Additionally, this past March, BLOX announced its plan to build up a “fleet of institutional-grade mobile isolation care units” as part of the national effort to provide beds for COVID-19 patients, though none has been delivered to date, says Giattina.

While Haskell had investigated other prefabrication/modular construction firms, BLOX caught the contractor’s attention because of its diversity of project types and an approach using steel modules instead of the more typical timber-based modules that other firms in the space typically used, Saenz says.

“None of them stood out like BLOX as far as the quality of the solution that they had developed,” Saenz explains.

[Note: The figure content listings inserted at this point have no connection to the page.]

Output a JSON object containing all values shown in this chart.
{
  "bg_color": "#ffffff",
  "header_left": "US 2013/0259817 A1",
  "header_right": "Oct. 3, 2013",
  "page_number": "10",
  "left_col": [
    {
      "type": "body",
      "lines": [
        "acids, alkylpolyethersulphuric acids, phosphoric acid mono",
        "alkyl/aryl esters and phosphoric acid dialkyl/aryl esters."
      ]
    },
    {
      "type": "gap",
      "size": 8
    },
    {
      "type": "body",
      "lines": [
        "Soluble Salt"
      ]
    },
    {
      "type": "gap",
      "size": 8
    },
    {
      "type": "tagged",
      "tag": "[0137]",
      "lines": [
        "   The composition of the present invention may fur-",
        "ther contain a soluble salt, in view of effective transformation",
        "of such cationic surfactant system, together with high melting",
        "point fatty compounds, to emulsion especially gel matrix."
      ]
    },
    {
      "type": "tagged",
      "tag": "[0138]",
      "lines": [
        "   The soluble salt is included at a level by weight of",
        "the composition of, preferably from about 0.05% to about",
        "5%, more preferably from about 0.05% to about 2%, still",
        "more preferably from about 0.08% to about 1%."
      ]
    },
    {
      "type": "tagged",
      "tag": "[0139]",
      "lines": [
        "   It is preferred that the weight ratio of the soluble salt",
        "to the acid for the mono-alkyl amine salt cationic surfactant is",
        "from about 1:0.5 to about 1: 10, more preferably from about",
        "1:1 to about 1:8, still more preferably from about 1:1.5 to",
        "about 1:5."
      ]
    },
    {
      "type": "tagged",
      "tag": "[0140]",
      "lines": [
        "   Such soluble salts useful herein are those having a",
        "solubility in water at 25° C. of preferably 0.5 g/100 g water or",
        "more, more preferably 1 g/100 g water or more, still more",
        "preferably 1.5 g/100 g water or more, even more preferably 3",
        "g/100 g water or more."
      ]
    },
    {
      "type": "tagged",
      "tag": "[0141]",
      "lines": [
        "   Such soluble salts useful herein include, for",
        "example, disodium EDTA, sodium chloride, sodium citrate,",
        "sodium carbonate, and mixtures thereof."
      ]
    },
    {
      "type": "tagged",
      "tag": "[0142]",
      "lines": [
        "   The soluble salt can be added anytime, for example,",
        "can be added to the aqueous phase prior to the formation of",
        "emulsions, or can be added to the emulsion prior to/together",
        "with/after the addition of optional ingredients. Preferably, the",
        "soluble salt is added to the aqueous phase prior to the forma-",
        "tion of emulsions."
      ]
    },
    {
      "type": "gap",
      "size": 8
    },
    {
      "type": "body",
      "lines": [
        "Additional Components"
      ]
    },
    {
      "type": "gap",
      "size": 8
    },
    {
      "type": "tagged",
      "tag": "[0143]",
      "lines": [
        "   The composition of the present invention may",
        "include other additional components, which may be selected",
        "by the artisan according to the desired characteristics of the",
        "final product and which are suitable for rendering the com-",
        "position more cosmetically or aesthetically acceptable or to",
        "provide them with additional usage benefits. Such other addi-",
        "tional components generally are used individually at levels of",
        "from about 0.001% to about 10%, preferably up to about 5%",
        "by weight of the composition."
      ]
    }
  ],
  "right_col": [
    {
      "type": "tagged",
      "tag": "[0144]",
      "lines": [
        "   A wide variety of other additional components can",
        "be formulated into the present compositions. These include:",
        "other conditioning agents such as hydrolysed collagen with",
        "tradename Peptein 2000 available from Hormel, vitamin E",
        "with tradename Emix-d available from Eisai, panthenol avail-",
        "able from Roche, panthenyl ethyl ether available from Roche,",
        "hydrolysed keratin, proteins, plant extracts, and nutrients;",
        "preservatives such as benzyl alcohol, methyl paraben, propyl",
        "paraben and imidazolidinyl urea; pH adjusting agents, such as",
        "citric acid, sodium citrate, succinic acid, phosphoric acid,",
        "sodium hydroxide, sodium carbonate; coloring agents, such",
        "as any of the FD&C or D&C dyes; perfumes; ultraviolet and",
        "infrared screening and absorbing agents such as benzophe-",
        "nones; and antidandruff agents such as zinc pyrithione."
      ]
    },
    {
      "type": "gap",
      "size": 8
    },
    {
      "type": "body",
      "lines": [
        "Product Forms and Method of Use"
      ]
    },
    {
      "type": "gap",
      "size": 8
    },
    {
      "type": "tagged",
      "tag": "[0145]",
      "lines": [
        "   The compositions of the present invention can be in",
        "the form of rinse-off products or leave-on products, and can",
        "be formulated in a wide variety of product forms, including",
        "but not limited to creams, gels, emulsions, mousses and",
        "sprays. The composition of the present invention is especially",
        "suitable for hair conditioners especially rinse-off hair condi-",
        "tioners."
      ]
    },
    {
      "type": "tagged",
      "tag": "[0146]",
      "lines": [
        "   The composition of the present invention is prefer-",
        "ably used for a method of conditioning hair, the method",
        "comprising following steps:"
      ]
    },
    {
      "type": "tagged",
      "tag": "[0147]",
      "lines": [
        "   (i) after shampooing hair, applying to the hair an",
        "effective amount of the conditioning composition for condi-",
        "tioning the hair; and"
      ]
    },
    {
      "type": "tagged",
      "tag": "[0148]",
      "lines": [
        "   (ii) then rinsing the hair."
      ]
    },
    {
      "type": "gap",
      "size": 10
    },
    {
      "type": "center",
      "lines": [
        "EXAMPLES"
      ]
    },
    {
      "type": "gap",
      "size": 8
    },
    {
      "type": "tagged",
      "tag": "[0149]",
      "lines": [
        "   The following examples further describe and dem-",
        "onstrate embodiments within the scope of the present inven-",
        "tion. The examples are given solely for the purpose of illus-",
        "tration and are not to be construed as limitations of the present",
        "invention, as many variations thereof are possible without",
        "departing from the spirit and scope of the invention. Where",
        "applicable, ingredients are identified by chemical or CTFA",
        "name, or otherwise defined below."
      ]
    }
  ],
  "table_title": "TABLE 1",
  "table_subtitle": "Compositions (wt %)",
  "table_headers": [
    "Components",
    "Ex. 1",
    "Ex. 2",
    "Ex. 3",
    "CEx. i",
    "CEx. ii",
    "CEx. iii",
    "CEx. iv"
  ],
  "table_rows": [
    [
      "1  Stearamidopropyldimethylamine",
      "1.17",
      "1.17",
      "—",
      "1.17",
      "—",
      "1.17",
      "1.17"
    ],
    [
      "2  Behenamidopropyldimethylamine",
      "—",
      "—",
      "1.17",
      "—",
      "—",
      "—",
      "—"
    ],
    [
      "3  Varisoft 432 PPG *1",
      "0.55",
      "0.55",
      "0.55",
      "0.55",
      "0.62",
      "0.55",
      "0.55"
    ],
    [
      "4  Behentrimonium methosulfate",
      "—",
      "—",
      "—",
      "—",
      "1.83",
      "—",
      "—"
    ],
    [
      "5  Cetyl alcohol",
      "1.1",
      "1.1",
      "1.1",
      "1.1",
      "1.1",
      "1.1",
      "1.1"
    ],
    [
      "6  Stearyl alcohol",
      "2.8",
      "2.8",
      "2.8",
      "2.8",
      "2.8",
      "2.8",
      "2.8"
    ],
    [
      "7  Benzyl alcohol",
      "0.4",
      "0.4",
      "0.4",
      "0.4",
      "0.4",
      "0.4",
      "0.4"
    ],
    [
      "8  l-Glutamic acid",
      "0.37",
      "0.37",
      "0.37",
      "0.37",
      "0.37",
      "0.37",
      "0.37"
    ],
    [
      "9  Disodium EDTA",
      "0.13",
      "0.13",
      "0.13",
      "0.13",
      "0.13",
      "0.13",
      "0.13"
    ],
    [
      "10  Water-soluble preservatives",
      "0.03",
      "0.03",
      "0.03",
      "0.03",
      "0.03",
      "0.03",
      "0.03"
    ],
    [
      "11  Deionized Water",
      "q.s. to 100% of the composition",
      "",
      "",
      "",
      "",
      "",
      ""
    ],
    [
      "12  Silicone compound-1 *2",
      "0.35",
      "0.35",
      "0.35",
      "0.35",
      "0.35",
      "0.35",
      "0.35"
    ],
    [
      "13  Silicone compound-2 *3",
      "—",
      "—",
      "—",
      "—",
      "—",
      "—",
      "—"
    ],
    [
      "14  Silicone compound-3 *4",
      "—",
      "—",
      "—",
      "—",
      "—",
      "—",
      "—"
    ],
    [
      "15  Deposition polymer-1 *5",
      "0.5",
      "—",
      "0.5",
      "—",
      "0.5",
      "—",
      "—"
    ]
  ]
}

Also, the company’s experience with health-care projects—one of Haskell’s core markets—made for a good fit.

Also, the BLOX structure puts designers, manufacturing engineers and field assembly crew together to design projects and that appealed to Haskell. “We’ve always fully integrated those resources,” says Saenz. “So that helped bring the teams together quickly because we understood that approach.”

To Giattina, his company’s DMC approach should enable a less congested job site because it reduces or eliminates the need for craft labor, as modular units are designed to be easily assembled on site by workers with varying skill levels.

Right now, the future looks promising for BLOX and Haskell, says Saenz, with the firms teaming up for a “large global church” project to be delivered overseas.